2. DR parameters. Exact list, ranges, distribution. Justify each range against real measurements.
3. SI steps. Which parameters to measure; measurement method.
4. Teacher/student split. What privileged info the teacher uses; what obs the student uses.
5. Safety envelope. Low-level limits, emergency stops, backup controller.

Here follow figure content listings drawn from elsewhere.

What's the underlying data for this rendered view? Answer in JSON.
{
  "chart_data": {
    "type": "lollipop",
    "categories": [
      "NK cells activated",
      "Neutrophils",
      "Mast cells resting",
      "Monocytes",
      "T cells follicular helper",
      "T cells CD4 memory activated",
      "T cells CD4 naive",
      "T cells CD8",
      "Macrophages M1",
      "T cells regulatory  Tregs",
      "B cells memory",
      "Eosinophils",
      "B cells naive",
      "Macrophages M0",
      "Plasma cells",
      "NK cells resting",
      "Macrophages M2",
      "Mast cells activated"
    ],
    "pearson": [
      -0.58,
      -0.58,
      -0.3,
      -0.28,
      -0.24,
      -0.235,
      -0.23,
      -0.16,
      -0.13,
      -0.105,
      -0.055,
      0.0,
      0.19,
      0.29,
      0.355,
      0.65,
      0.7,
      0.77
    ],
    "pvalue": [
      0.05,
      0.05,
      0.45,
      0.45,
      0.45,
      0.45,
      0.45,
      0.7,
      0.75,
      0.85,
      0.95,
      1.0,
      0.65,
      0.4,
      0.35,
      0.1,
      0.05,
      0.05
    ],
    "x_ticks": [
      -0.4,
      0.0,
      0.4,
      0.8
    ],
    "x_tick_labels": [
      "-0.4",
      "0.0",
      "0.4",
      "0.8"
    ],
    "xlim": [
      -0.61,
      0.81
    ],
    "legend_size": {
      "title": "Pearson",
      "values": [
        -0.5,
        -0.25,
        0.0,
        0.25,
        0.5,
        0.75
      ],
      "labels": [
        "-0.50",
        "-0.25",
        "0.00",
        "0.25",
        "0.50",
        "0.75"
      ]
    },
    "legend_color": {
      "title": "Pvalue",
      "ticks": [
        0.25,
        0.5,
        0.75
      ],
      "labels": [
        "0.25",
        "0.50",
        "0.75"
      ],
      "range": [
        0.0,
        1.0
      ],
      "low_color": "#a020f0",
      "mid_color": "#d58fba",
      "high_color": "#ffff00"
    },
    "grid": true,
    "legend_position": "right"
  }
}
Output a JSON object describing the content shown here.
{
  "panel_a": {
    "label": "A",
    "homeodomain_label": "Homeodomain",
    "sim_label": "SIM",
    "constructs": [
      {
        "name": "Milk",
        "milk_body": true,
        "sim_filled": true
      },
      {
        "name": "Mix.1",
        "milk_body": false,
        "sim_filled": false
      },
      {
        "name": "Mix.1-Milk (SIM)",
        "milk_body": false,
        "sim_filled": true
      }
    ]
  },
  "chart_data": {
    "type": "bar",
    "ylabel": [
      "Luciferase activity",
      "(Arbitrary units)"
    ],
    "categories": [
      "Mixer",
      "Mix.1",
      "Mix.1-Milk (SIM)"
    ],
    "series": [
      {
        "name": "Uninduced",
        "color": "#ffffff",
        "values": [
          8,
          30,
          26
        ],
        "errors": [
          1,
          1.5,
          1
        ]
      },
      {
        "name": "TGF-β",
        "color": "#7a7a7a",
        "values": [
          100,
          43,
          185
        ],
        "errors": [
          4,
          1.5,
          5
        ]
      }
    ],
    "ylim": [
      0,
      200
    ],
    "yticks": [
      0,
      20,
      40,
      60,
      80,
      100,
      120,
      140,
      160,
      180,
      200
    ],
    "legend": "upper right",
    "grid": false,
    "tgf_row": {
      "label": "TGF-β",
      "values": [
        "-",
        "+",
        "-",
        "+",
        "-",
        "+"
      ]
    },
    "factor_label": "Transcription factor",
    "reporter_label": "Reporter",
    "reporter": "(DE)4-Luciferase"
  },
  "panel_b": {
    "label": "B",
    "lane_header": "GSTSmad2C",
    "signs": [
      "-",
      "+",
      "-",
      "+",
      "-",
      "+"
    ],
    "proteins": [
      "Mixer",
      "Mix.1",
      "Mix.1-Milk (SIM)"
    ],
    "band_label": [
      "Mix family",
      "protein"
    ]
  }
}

Refuse to deploy without (a) a zero-shot sim-variant test, (b) a safety shield, (c) a rollback plan. Flag any DR range wider than 3× measured real variability as likely over-randomized.

Exercises

Easy. Train a Q-learning agent on the fixed-slip GridWorld (slip=0.0). Evaluate on slip ∈ {0.0, 0.1, 0.3, 0.5}. Plot return vs slip.
Medium. Train a DR Q-learning agent sampling slip ~ Uniform[0, 0.3]. Evaluate the same sweep. How much does DR buy at slip=0.5 (out-of-distribution)?
Hard. Implement a curriculum: start with slip=0.0, widen the DR range every time the policy hits 90% of optimal. Measure total environment steps to reach slip=0.3 zero-shot vs. a fixed DR baseline.

Key Terms

Term	What people say	What it actually means
Reality gap	"Sim-to-real difference"	Distribution shift between training and deployment physics/sensing.
Domain randomization (DR)	"Train across random sims"	Randomize sim parameters during training so policy generalizes.
System identification (SI)	"Measure real and fit sim"	Estimate real physical parameters; set sim to match.
Domain adaptation	"Fine-tune on real data"	Small real-world fine-tune after sim training; may adapt obs or dynamics.
Privileged info	"Ground truth for teacher"	Information only the sim has; student must infer it from obs history.
Teacher/student	"Distill privileged -> observable"	Teacher trained with shortcuts; student learns to mimic without them.
ADR	"Automatic Domain Randomization"	Curriculum that widens DR ranges as the policy improves.
Real2Sim	"Close the gap with real data"	Learn a residual to make the sim mimic real rollouts.